Hi, I have a fresh RH 6.2 installation on a dual-cpu P3. simra@Chess:[simra] 3>rpm -q glibc glibc-2.1.3-15 simra@Chess:[simra] 4>ls -l /lib/libpthread* -rwxr-xr-x 1 root root 289906 Feb 29 16:58 /lib/libpthread-0.8.so* lrwxrwxrwx 1 root root 17 Apr 17 17:46 /lib/libpthread.so.0 -> libpthread-0.8.so* simra@Chess:[simra] 5>uname -a Linux Chess.McRCIM.McGill.EDU 2.2.14-5.0smp #1 SMP Tue Mar 7 21:01:40 EST 2000 i686 unknown The following short program works fine on a single processor machine, but aborts on a dual. I haven't tried it yet w/ open(2) and read(2), so I'm not sure if it's a libc problem or kernel problem. In any case it's a serious problem. btw, if I guard the inside of the while loop with a mutex, the same problem occurs, so it seems to have something to do with the thread migrating between processors (if this does indeed occur), and also suggests that it's not a libc problem. /************************************************************************ gcc -Wall -o threadtest -D_REENTRANT threadtest.c -lpthread Usage: ./threadtest ***********************************************************************/ #include <unistd.h> #include <stdio.h> #include <stdlib.h> #include <pthread.h> #include <string.h> #define maxthreads 4 void * runthread(void* args); int main(int argc, char ** argv) { int t; pthread_t threads[maxthreads]; t=0; for (t=0; t<maxthreads; t++) { fprintf(stderr,"Spawning thread %d\n", t); pthread_create(&threads[t], NULL, runthread, argv[0]); } sleep(10000); exit(0); } void * runthread(void* args) { char buffer[1024]; while (1) { FILE* fp=fopen("threadtest.c","r"); if (!fp) { perror((char*)args); exit(1); } if (!fgets(buffer, 1023, fp)) { perror("Failed fgets"); exit(1); } if (strncmp(buffer, "/*",2)) { fprintf(stderr, "Failed on *%s*\n",buffer); abort(); } else fprintf(stderr,"%ld Success..\n",(long)fp); fclose(fp); } pthread_exit(0); }
Note: I have since reimplemented the program using open(2) and read(2) and the program does not abort- therefore the problem is with fgets in libc. Also, I have seen this problem with the gnu extension 'getline'.
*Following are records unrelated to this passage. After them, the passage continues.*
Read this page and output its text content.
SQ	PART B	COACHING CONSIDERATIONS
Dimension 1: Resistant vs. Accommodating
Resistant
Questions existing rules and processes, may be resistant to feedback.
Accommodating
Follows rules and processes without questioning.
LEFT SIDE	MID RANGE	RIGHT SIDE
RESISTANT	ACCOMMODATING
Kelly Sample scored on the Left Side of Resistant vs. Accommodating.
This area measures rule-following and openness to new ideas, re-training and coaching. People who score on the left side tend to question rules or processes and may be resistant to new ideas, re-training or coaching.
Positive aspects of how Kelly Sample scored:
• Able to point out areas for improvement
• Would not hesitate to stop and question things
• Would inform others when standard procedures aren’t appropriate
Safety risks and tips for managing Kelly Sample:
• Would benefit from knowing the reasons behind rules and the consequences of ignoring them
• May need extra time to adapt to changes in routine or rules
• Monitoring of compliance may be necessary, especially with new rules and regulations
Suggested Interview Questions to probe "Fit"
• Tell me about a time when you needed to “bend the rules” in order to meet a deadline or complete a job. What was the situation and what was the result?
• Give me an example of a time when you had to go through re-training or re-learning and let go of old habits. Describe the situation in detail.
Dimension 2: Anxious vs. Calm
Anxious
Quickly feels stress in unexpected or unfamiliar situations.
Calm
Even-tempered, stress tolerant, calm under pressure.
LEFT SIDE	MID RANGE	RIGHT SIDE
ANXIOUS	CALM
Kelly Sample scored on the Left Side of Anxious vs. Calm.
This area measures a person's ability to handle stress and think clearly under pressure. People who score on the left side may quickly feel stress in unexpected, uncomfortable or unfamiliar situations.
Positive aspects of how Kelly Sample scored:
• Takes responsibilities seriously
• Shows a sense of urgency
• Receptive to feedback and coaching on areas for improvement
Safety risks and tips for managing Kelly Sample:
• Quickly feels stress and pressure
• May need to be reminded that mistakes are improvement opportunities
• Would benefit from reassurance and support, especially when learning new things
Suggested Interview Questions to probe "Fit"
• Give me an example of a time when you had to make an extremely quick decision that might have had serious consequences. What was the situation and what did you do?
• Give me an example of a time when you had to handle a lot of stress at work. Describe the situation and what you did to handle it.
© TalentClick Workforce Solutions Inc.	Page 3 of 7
I'm posting some addition comments from Ulrich Drepper re my bug report to the libc people. A second individual was unable to reproduce the bug with libc-2.1.2 and his own custom-built 2.2.14 kernel. I'm beginning to wonder if it's a problem with the RH prebuilt SMP kernel or a HW problem. If it's a HW problem it's not specific to a single machine- I can reproduce the bug on 10 identical machines in our lab. Date: 30 Apr 2000 12:18:50 -0700 Subject: Re: libc/1706: libpthread, multiprocessor linux and fgets/getline Robert Sim <simra.ca> writes: > >Description: > > Compile the program supplied below as per the comment line and execute on a > multi-processor machine. It will eventually abort on the abort() instruction > because fgets failed to read the expected bytes into the buffer (in spite of > returning a success). The program executes fine on a single-processor > machine, and also works fine if I replace fopen and fgets with the equivalent > open(2) and read(2) calls. I have also observed this behaviour using the gnu > getline extension. I cannot reproduce this. The setup is almost identical. The only notable difference is that I'm using a 2.3.99pre6 kernel. I have the process running for more than an hour and everything works fine.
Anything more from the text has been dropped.